Qui plus est, Jean-Willy a eu la sagesse de s’entourer d’excellents musiciens qui apportent tout l’éventail des couleurs nécessaires pour que le portrait de l’album prenne vie. Malgré toute la bonne volonté de Kunz, je ne crois pas que l’objectif de décloisonnement de l’orgue ici visé aurait pu être pleinement atteint sans les André Moisan à la clarinette, Frédéric Alarie à la contrebasse, Hélène Lemay au trombone et Paul Picard aux percussions.

Jean-Willy Kunz est ses amis donneront un concert avec ce répertoire le 5 juillet à 19 h à la Maison symphonique de Montréal à l’occasion du Festival international de jazz de Montréal.

Frédéric Cardin - ICI Musique

Le Journal de Montréal
10 juin 2017

Organiste titulaire à la Maison symphonique, Jean-Willy Kunz aime décidément les aventures. En plus de collaborer avec le chanteur Pierre Lapointe, il nous offre deux disques au tempérament bien trempé. Qui aurait pu s’imaginer que l’orgue Pierre-Béique pouvait avoir du swing? En compagnie du clarinettiste André Moisan, première chaise à l’OSM, de la tromboniste Hélène Lemay, du contrebassiste Frédéric Alarie et du batteur Paul Picard, le mélange musique classique et jazz se confond. Sous le titre Impressions, voici que le jeune homme revisite des œuvres de John Coltrane, Eddie Daniels, Paquito D’Riviera, Sydney Bechet et Daniel Mercure. Plus qu’un beau disque, c’est une ode à la musique tout court. Écoutez plusieurs fois Pour mon ami Léon de Daniel Mercure. C’est d’un romantisme fou. À entendre le mercredi 5 juillet à la Maison symphonique. Si vous aimez moins le jazz, sachez que le deuxième disque du jeune organiste est consacré au Carnaval des animaux de Saint-Saëns.

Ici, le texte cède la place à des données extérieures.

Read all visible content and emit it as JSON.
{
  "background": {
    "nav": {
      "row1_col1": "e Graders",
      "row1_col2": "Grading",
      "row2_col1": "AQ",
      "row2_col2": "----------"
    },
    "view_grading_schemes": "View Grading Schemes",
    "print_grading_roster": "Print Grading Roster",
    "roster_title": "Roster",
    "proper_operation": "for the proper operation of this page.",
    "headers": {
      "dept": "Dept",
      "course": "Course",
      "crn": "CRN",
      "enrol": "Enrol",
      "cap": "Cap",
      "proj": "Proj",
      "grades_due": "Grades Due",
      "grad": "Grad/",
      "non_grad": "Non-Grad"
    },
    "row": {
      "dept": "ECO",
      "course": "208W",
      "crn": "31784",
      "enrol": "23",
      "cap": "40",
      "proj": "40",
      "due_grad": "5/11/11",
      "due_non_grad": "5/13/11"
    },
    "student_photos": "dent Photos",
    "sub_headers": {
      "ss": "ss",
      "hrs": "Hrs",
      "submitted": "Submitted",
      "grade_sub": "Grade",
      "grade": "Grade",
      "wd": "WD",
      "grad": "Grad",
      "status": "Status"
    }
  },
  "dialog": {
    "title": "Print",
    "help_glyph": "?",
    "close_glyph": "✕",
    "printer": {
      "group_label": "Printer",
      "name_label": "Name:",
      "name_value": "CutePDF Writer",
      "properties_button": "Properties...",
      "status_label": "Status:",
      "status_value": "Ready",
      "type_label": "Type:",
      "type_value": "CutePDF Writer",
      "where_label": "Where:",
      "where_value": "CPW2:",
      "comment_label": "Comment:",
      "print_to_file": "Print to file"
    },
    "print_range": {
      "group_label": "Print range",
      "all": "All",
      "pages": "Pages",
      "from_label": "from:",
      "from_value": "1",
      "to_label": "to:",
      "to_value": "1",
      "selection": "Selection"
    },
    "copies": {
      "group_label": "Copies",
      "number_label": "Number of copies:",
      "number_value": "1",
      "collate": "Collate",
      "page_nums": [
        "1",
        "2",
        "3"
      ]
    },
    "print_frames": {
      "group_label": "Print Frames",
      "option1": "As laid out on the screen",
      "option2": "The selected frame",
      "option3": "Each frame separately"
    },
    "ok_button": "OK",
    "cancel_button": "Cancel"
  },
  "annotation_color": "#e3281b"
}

Christophe Rodriguez – Le Journal de Montréal
 

Le Devoir
9 juin 2017

Les CD d’orgue sont susceptibles d’intéresser trois publics : les amateurs d’orgue, les amateurs de musique et les « hifistes ». Atma publie concomitamment deux disques du titulaire de l’orgue de la Maison symphonique de Montréal : l’un en solo (avec, notamment, la Toccata et fugue en ré de Bach, la Toccata de Widor et une transcription du Carnaval des animaux) ; l’autre évoluant entre jazz et klezmer, partagé avec saxo, clarinette, trombone, contrebasse et percussion (« Impressions », Atma ACD2 2721). Les deux enregistrements sont très différents. Produit « pop », où l’orgue est accessoire, Impressions (avril 2015) a un son pop. Le CD purement classique, enregistré en février 2017, capte vraiment l’instrument à distance dans son environnement : le preneur de son Pierre Lévesque donne corps aux graves dans une salle qui les flatte peu. Par contre, on aurait attendu plus d’harmoniques aiguës dans une acoustique si brillante. Le jeu de Kunz est impeccable.

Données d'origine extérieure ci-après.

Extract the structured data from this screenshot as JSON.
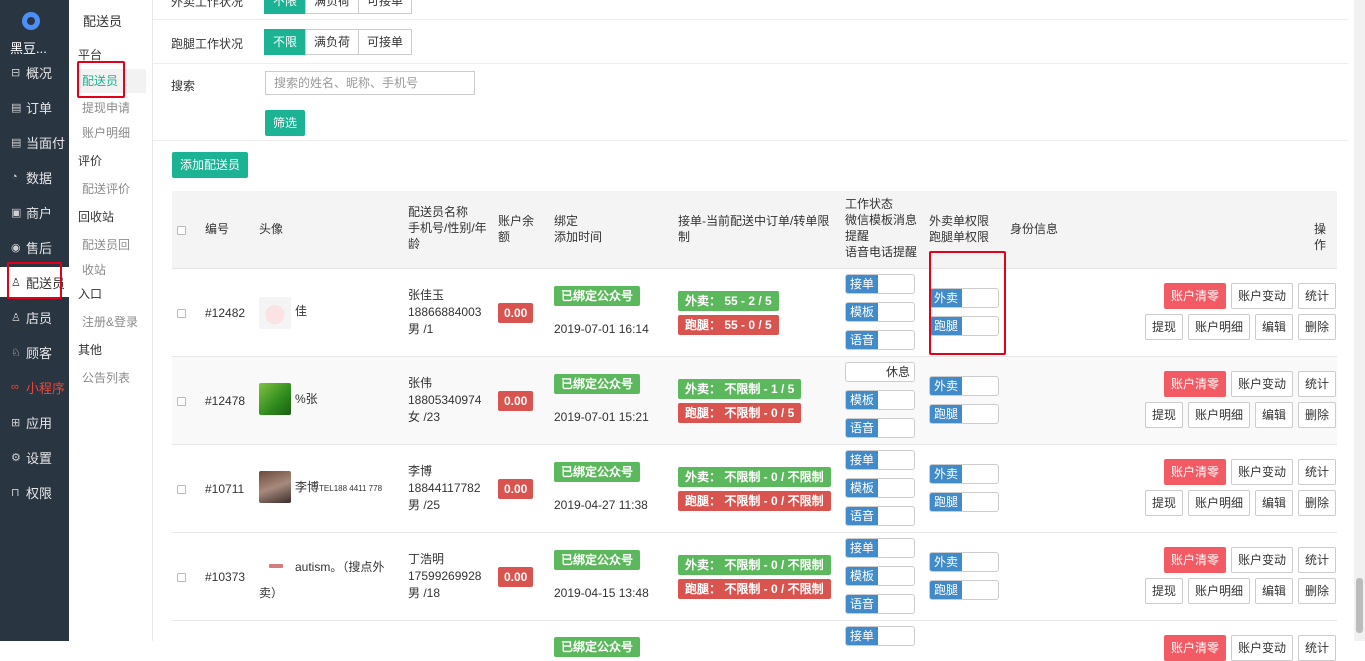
{
  "sidebar": {
    "shop_name": "黑豆...",
    "items": [
      {
        "label": "概况",
        "icon": "dashboard-icon"
      },
      {
        "label": "订单",
        "icon": "order-icon"
      },
      {
        "label": "当面付",
        "icon": "pay-icon"
      },
      {
        "label": "数据",
        "icon": "chart-icon"
      },
      {
        "label": "商户",
        "icon": "shop-icon"
      },
      {
        "label": "售后",
        "icon": "service-icon"
      },
      {
        "label": "配送员",
        "icon": "user-icon",
        "active": true
      },
      {
        "label": "店员",
        "icon": "user-icon"
      },
      {
        "label": "顾客",
        "icon": "customer-icon"
      },
      {
        "label": "小程序",
        "icon": "miniapp-icon"
      },
      {
        "label": "应用",
        "icon": "apps-icon"
      },
      {
        "label": "设置",
        "icon": "gear-icon"
      },
      {
        "label": "权限",
        "icon": "lock-icon"
      }
    ]
  },
  "subnav": {
    "title": "配送员",
    "groups": [
      "平台",
      "评价",
      "回收站",
      "入口",
      "其他"
    ],
    "links": {
      "courier": "配送员",
      "withdraw": "提现申请",
      "account": "账户明细",
      "review": "配送评价",
      "recycle_a": "配送员回",
      "recycle_b": "收站",
      "register": "注册&登录",
      "notice": "公告列表"
    }
  },
  "filters": {
    "takeout_label": "外卖工作状况",
    "errand_label": "跑腿工作状况",
    "options": [
      "不限",
      "满负荷",
      "可接单"
    ],
    "search_label": "搜索",
    "search_placeholder": "搜索的姓名、昵称、手机号",
    "filter_button": "筛选",
    "add_button": "添加配送员"
  },
  "table": {
    "headers": {
      "id": "编号",
      "avatar": "头像",
      "name_1": "配送员名称",
      "name_2": "手机号/性别/年",
      "name_3": "龄",
      "balance_1": "账户余",
      "balance_2": "额",
      "bind_1": "绑定",
      "bind_2": "添加时间",
      "limit_1": "接单-当前配送中订单/转单限",
      "limit_2": "制",
      "status_1": "工作状态",
      "status_2": "微信模板消息",
      "status_3": "提醒",
      "status_4": "语音电话提醒",
      "perm_1": "外卖单权限",
      "perm_2": "跑腿单权限",
      "identity": "身份信息",
      "actions": "操作"
    },
    "labels": {
      "bound": "已绑定公众号",
      "takeout": "外卖",
      "errand": "跑腿",
      "accept": "接单",
      "template": "模板",
      "voice": "语音",
      "rest": "休息",
      "clear": "账户清零",
      "change": "账户变动",
      "stats": "统计",
      "withdraw": "提现",
      "detail": "账户明细",
      "edit": "编辑",
      "delete": "删除"
    },
    "rows": [
      {
        "id": "#12482",
        "nick": "佳",
        "name": "张佳玉",
        "phone": "18866884003",
        "gender_age": "男 /1",
        "balance": "0.00",
        "time": "2019-07-01 16:14",
        "takeout_limit": "外卖： 55 - 2 / 5",
        "errand_limit": "跑腿： 55 - 0 / 5",
        "status": "接单"
      },
      {
        "id": "#12478",
        "nick": "%张",
        "name": "张伟",
        "phone": "18805340974",
        "gender_age": "女 /23",
        "balance": "0.00",
        "time": "2019-07-01 15:21",
        "takeout_limit": "外卖： 不限制 - 1 / 5",
        "errand_limit": "跑腿： 不限制 - 0 / 5",
        "status": "休息"
      },
      {
        "id": "#10711",
        "nick": "李博",
        "nick_extra": "TEL188 4411 778",
        "name": "李博",
        "phone": "18844117782",
        "gender_age": "男 /25",
        "balance": "0.00",
        "time": "2019-04-27 11:38",
        "takeout_limit": "外卖： 不限制 - 0 / 不限制",
        "errand_limit": "跑腿： 不限制 - 0 / 不限制",
        "status": "接单"
      },
      {
        "id": "#10373",
        "nick": "autism。（搜点外",
        "nick_2": "卖）",
        "name": "丁浩明",
        "phone": "17599269928",
        "gender_age": "男 /18",
        "balance": "0.00",
        "time": "2019-04-15 13:48",
        "takeout_limit": "外卖： 不限制 - 0 / 不限制",
        "errand_limit": "跑腿： 不限制 - 0 / 不限制",
        "status": "接单"
      }
    ]
  },
  "colors": {
    "primary": "#1bb394",
    "sidebar": "#2a3542",
    "danger": "#f25b63",
    "switch": "#428bca"
  }
}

Christophe Huss – Le Devoir
 

Medium Large
2 juin 2017

L'altiste et chroniqueur Frédéric Lambert parle des meilleures parutions et des concerts à venir en musique classique. Il est question de l'album Jean-Willy Kunz au Grand Orgue Pierre-Béique, le premier album mettant en vedette l'orgue de la Maison symphonique de Montréal en solo, ainsi que d'un autre opus de l'organiste français, Impressions, teinté d'influences latines. Frédéric Lambert explique à Catherine Perrin pourquoi ces deux disques valent la peine d'être entendus.